Microbial differences between sepsis phenotypes identified by plasma metagenomics. (A) Nonmetric multidimensional scaling-reduced representation of Bray-Curtis distances demonstrating potential plasma bacterial compositional differences between the hyperinflammatory (Hyper; orange; n = 74) and hypoinflammatory (Hypo; blue; n = 111) phenotypes. (B) The relative dominance of the most abundant pathogen detected by plasma metagenomics in hyperinflammatory versus hypoinflammatory phenotypes. Relative dominance represents the proportion of sequencing reads mapping to the most abundant pathogen in each sample relative to all other bacterial genera. The Wilcoxon-derived P value is reported. (C) Differences in the relative abundance of bacterial pathogens (30, 31) between the hyperinflammatory and hypoinflammatory phenotypes measured in sequencing RPM. The Wilcoxon-derived P value is reported. (D) Differential abundance analysis of sepsis-associated bacterial pathogens (genus level) detected in plasma from patients with hyperinflammatory versus hypoinflammatory sepsis phenotypes. Log₂ fold-change values for hyperinflammatory vs. hypoinflammatory phenotypes are reported on the x-axis. Each one of the top five genera per fold-change direction is a bar on the y-axis. Lighter colored bars indicate genera that did not meet the significance threshold of adjusted P  < 0.05. (E) Proportion of total bacterial reads matching to the Enterobacteriaceae family per phenotype. For each patient, represented by a dot, the proportion of total bacterial reads mapping to the Enterobacteriaceae family is reported on the y-axis. The Wilcoxon P value for the comparison of Hypo to Hyper is reported. LCA = latent class analysis. RPM = reads per million.

Figure 3.

Transcriptional comparison of the Early Assessment of Renal and Lung Injury (EARLI) sepsis phenotypes and other sepsis and/or acute respiratory distress syndrome (ARDS) phenotypes. (A) Summary of datasets comparatively evaluated. Each row corresponds to a dataset with described phenotypes of sepsis and/or ARDS. The names of the cohorts, corresponding condition, external phenotype names, and number of subjects with available gene expression data are listed. (B) Comparison between EARLI hyperinflammatory and hypoinflammatory phenotypes and the SRS1 and SRS2 phenotypes.
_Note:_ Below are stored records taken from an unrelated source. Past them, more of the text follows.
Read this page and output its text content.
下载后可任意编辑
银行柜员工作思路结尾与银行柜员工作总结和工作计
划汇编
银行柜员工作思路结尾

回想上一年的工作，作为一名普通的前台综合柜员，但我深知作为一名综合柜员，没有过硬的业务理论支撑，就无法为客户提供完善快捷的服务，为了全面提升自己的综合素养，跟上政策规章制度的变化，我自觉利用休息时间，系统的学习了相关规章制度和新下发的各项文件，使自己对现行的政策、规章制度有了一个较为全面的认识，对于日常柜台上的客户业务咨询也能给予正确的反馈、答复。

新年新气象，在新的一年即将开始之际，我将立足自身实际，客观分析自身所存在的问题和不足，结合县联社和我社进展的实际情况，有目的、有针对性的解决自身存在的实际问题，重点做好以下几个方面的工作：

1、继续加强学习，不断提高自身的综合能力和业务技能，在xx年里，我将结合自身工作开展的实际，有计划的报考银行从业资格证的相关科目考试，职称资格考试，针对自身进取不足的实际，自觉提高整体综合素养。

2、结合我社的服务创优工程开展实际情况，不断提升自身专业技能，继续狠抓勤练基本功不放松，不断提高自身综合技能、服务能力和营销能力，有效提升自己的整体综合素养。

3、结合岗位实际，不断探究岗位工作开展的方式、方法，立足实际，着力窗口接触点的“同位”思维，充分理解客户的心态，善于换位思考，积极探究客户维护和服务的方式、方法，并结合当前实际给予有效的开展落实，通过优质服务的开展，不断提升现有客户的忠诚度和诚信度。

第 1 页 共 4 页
Each dot represents a gene measured in GAinS and EARLI cohorts. The x-axis coordinates represent the log₂ fold-change values for the comparison of hyperinflammatory with hypoinflammatory phenotypes in EARLI. The y-axis coordinates represent the log₂ fold-change values for SRS1 versus SRS2. On the y-axis, positive values represent genes that are overexpressed in SRS1 when compared with SRS2. Spearman’s correlation coefficients (R) are reported. Pie charts represent a comparison of DE genes. (C) Comparison of EARLI hyperinflammatory and hypoinflammatory phenotypes with the MARS4 and MARS2 phenotypes. (D) Comparison between EARLI hyperinflammatory and hypoinflammatory phenotypes and the reactive and uninflamed phenotypes. DE = differentially expressed.